First your test shots, maybe try with a sloped ruler and a proper target and you will see what the actual difference it makes. Why do you think the focus char tools and focus pyramids are not 6-8 feet deep? Maybe have a read of this - https://www.the-digital-picture.com/Photography-Tips/af-microadjustment-tips.aspx

I beg your pardon! Are you denying the reality that my sample photo focus changes between zero and -20 is about 6 feet? I purposely selected a scene at 175 feet with a slanted brick wall to provide compelling visual information which is more valuable and accurate than a 'sloped ruler' at 50X the lens focal length on the LensAlign tool.

I have used LensAlign MkII extensively as well as some other 'for sale' tools. In my experience using those tools with their inherent limitations often translates poorly to real world actual focus accuracy performance, especially with telephoto lenses. Nothing is more accurate than adjusting AFMA at the actual expected subject distance with a slanted foreground and background and from a tripod. If you have not tried it , I suggest you do.

You appear to be miss-understanding the whole point of the post and thread. AMFA can be a good tool. It is however given as advice based on very little actual evidence that there is a problem with AFMA. I have seen many times both online and in forums just how often it is offered as advice when other things are obviously amiss. If the basics are not correct, all AFMA is going to do is confuse things further, double so if AFMA is not fully understood.

I will ignore your dismissiveness. I understand and agree with most of the points that you make.

I completely disagree with "Some fail to even understand the “M” in AFMA stands for”Micro” and not massive. Even when the focus was off by meters, people still sat “do AMFA on all your lenses”. and "The adjustments only make a few mm difference in the focus point, but this can be enough to make things look terrible."  Are you really saying that a photo taken of a subject 200 feet away with a 600mm lens is only affected by a few millimeters when AFMA adjustments are made?

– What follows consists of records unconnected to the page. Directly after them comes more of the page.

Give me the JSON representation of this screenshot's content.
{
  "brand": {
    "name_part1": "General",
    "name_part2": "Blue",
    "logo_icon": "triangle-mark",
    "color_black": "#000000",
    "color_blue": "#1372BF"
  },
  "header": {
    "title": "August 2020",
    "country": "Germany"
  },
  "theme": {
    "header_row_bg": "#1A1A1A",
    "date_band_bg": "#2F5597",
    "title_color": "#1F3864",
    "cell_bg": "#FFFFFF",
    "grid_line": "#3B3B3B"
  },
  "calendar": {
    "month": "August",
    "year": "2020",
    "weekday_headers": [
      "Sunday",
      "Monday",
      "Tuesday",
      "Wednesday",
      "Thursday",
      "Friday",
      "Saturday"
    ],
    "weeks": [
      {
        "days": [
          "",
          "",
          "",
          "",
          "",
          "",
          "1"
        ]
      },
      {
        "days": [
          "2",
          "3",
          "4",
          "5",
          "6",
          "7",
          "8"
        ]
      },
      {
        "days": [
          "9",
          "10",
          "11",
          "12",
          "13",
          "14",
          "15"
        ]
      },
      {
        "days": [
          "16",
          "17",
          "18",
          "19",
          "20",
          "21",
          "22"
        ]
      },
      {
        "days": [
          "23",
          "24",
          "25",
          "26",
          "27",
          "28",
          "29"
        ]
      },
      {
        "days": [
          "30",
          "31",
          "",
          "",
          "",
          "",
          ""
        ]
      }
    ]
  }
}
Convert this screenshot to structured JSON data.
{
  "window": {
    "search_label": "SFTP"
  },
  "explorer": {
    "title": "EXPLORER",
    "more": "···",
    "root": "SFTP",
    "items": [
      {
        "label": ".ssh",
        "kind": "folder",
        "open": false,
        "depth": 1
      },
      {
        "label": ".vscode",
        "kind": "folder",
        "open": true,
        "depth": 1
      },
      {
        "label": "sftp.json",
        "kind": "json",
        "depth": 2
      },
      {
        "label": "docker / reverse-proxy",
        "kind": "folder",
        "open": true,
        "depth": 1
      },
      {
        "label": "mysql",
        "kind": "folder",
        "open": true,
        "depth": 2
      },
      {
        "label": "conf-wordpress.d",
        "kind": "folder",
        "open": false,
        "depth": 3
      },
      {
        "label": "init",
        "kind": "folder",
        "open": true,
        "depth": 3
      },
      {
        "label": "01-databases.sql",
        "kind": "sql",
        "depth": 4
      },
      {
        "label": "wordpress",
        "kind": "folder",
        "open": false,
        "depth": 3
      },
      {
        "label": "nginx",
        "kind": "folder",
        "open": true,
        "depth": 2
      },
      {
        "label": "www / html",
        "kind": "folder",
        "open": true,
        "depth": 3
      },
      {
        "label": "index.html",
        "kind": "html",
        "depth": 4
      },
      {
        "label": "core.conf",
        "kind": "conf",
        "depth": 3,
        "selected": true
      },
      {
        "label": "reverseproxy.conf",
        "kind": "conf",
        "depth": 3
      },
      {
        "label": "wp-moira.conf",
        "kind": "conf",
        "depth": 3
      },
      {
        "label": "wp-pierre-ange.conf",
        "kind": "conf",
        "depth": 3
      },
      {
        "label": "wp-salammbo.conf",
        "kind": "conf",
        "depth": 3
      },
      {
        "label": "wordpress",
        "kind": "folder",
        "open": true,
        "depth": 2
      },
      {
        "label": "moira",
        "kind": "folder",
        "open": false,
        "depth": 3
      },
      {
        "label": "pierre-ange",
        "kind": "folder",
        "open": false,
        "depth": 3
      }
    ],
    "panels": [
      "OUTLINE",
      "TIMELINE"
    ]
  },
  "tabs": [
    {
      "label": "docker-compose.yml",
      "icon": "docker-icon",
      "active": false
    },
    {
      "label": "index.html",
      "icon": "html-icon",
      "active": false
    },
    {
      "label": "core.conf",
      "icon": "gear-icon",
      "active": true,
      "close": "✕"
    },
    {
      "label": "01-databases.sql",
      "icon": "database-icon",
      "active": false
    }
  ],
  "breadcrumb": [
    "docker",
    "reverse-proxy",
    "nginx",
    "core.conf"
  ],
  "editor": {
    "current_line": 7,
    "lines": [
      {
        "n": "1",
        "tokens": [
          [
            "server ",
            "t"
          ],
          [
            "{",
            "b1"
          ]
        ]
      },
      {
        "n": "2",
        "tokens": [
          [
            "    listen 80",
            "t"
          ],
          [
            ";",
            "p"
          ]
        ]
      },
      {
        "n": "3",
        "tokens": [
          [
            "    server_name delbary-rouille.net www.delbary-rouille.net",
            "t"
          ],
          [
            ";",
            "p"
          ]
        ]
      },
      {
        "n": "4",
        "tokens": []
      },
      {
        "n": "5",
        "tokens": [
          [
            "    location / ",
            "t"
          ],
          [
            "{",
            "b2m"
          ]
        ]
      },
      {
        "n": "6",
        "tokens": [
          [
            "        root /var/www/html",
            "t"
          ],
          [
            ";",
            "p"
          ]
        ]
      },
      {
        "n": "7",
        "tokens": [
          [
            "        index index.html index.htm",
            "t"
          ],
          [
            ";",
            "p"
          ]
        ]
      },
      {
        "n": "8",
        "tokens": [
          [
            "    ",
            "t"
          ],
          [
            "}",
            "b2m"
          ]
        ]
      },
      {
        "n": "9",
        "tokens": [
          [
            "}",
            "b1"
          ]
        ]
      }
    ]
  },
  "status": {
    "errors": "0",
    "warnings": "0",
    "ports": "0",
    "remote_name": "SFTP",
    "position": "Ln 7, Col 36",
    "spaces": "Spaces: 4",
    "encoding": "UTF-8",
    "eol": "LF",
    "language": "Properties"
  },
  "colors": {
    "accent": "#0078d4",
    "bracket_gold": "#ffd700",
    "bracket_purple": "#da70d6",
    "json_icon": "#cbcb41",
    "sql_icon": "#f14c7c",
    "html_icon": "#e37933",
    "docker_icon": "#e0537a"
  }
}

These statements are factually wrong for photos taken at distance in the real world. The reason for my post was to point out this inaccuracy so that those reading the thread would not be misled. The samples were included that actually show the differences are in feet not millimeters.

You appear to believe that there can not be several feet of difference in the focal point at long distance due to an AFMA problem. Do you actually believe that the several feet of distance shift is not represented factually and accurately in my sample photos?